Benchmark European gas prices have rocketed by some 280% so far this year, due to low stock levels, high demand in Asia, high carbon prices and outages.
Governments across Europe are coming under pressure to curb energy bills to help families and small businesses as economies slowly emerge from the coronavirus pandemic. Following are some of the measures the countries are considering:
EU energy ministers are meeting on Sept. 22 to discuss Europe’s soaring prices, while a group of lawmakers has asked the European Commission to investigate the role of Russia’s Gazprom, saying the company’s behaviour has made them suspect market manipulation.
In response, Gazprom says it supplies its customers with gas in full compliance with existing contracts.
An EU official told national ministers on Sept. 22 the bloc’s executive arm was working on options to help member states manage record-high power prices.
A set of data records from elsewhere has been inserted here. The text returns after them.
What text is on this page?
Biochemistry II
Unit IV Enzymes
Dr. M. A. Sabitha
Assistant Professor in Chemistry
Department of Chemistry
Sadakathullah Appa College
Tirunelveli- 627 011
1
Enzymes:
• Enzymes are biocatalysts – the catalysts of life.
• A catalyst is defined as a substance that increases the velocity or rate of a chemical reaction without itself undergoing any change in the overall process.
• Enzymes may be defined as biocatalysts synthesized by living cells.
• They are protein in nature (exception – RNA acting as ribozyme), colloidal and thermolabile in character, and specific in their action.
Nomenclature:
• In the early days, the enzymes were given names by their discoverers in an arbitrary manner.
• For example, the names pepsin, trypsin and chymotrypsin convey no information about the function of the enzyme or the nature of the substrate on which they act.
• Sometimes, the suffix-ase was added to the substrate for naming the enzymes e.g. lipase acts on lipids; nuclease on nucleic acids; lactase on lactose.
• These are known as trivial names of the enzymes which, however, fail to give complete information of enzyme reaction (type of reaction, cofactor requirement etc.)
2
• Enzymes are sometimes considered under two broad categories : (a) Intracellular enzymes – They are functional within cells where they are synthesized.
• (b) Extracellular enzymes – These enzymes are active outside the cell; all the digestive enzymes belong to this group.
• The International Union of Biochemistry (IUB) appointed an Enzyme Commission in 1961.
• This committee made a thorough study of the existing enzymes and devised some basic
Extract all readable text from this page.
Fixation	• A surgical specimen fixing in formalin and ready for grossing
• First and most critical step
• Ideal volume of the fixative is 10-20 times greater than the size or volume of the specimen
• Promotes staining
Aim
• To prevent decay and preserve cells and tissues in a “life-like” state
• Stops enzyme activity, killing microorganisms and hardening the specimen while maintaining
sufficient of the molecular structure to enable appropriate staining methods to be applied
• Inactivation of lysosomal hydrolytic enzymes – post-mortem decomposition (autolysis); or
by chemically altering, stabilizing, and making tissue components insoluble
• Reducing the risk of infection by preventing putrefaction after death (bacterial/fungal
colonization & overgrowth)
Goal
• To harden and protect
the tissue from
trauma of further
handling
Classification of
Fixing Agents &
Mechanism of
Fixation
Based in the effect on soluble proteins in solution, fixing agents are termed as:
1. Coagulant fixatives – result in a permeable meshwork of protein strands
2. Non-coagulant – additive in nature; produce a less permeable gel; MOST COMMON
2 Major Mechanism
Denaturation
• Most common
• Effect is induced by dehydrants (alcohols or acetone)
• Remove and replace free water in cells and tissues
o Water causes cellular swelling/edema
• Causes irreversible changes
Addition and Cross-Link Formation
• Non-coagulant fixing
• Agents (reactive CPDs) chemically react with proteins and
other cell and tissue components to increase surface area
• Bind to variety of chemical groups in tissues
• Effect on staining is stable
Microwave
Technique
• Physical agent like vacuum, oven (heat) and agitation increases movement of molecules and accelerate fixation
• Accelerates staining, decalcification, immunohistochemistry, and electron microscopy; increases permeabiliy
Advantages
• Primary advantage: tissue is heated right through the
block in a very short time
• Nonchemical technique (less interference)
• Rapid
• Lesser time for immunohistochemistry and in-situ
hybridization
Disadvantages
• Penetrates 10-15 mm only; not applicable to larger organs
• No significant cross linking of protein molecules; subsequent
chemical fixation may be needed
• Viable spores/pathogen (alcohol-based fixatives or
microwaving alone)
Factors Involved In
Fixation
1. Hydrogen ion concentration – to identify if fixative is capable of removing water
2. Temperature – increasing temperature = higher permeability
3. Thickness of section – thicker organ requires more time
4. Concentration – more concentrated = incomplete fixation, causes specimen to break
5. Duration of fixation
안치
The French government on Sept. 15 announced plans to make a one-off 100 euro ($118) payment to the 5.8 million households that receive energy vouchers.
Some 310,000 German households face a 11.5% increase in their gas bills, data showed on Sep. 20, while energy experts have warned some suppliers could go insolvent amid record wholesale rates.
Germany does not see a need for government intervention to counter rising gas prices, a spokesperson for the economy ministry said on Sept. 22.
Germany does not have a utility price cap. Its 41.5 million households buy their energy in a flourishing but mostly unsupervised retail sector that was liberalised to create choice and dismantle monopolies.
The Bundesnetzagentur (BNetzA), the country’s regulator, said it was not tasked with monitoring procurement strategies or pricing mechanisms at suppliers.
Greece on Sept. 14 announced plans to offer subsidies to the majority of Greek households by the end of the year. This would include a 9 euros subsidy for the first 300 kilowatt hours consumed a month, higher one-off payments to low income earners and bigger discounts from the country’s main state-owned utility.
Italy will introduce short-term measures, which could be worth some 3 billion euros, to offset the expected rise in retail power prices and is working on a longer-term reform of power bills, its energy transition minister said on Sep. 16.
Portugal’s environment minister Joao Matos Fernandes told a press conference https://www.portugal.gov.pt/pt/gc22/comunicacao/noticia?i=preco-da-eletricidade-nao-sobe-no-mercado-regulado-em-2022-afirma-ministro-do-ambiente-e-da-acao-climatica on Sept. 21 that electricity prices for domestic consumers in the regulated market would stay flat in 2022.
Spain urged the EU on Sept. 20 to devise guidance for its member states and suggested moves to limit carbon market speculators and build up gas reserves.
“We urgently need a European policy menu predesigned to react immediately to dramatic price surges,” Economy Minister Nadia Calvino and Energy and Environment Minister Teresa Ribera said in a document sent to the Commission.
Spain’s proposals also call for the establishment of a centralised European platform to buy gas.
The previous week, Spain had passed emergency measures to lower bills by redirecting 2.6 billion euros in extraordinary profits from energy companies to consumers and capping increases in gas prices.
Britain is considering offering state loans to energy companies that take on customers from firms which go bust due to soaring wholesale natural gas prices, Business Secretary Kwasi Kwarteng said on Sept. 21.
The unprecedented jump in wholesale prices will force more British energy suppliers out of business and the industry needs to prepare for prolonged pain, energy officials and the business minister said on Sept. 22.
The country’s energy regulator Ofgem has raised the cap on the most widely used tariffs by 12-13% from October, after raising it in April due to high wholesale costs.